I tend to agree. If you're using an imperative language then the basic primitives of structured programming (loops, conditionals and functions) are all you need to write a recursive descent parser. Combinators like Parsec's 'sepBy' can make your parser more concise, but at the cost of making it more difficult to reason about performance and more difficult to read for anyone who hasn't memorized all the combinators.
Most parser combinator libraries give you lots of help with the easy stuff (e.g. parse a list of integers separate by commas), but not so much help with the hard stuff like generating good error messages or avoiding unbounded backtracking.
My impression is that he’s pretty controversial politically but that his contributions to linguistics/theory of grammars are generally seen as very impactful. And I imagine that in this case the reference is more related to the latter (?)
Curious to find out more about critiques on his work though (in all spheres)
One reason is that his fame among culture warriors on youtube is related to his third act (or arguably fourth). His first act in Linguistics, back in the 1950s, is relevant to Computer Science (eg: "Chomsky Normal Form")
As the author of the library, I'd like to note that I consider some of Chomsky's views to be... questionable. The choice of name was largely down to his work in the world of linguistics and parser theory.
anarchy and libertarian socialism is particularly popular among the American left.

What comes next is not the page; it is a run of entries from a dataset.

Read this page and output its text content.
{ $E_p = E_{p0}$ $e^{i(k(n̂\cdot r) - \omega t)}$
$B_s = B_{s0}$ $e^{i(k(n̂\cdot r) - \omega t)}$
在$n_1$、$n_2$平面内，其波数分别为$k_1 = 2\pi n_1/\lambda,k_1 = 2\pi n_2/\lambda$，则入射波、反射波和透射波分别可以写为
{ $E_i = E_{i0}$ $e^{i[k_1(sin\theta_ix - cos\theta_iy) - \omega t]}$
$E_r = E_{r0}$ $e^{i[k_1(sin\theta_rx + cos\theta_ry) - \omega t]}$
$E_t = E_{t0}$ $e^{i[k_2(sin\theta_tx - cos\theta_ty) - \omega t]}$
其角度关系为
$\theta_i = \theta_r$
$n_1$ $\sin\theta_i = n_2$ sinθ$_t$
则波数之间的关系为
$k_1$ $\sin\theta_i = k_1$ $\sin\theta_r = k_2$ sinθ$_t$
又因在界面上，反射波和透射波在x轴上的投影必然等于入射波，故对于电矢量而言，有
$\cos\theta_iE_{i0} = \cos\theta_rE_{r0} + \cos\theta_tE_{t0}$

Though I think OP is from UK. Either way as a individualist and capitalist, I rolled my eyes.
Even among the right, I think anarchism and libertarian socialism are viewed more sympathetically than authoritarian leftist tendencies. Much like how the left is less vitriolic (in principle, at least) towards capitalist libertarians than they are to fascists.
The title here on HN seems kinda misleading; this is a parser library (and describes itself as that in the readme and github description), which isn't the only thing needed for writing a language.
Yes, the library is only a parser, but the tutorial does cover using the parsed structure for interpretation as well. I think it's mostly a fair title but could probably use the word "tiny" in it (as in, "write your own tiny programming...").
Don't let that mislead you: This is much more than a simple parser library. It's really a big chunk of what a compiler does, as the title advertises. Yeah, you need to handle the actual runtime part, of course.
I'm looking at the API docs and just seeing parser combinators and parsing-related stuff, like reporting/handling/recovering from parse errors. That's very handy to have, certainly, but I feel like I'm missing something if there's supposed to be support for implementing type-checking, nontrivial semantics, optimization, codegen, etc.
... at tremendous cost to my sanity. I've later been told I may have inadvertently broken two of the seven seals.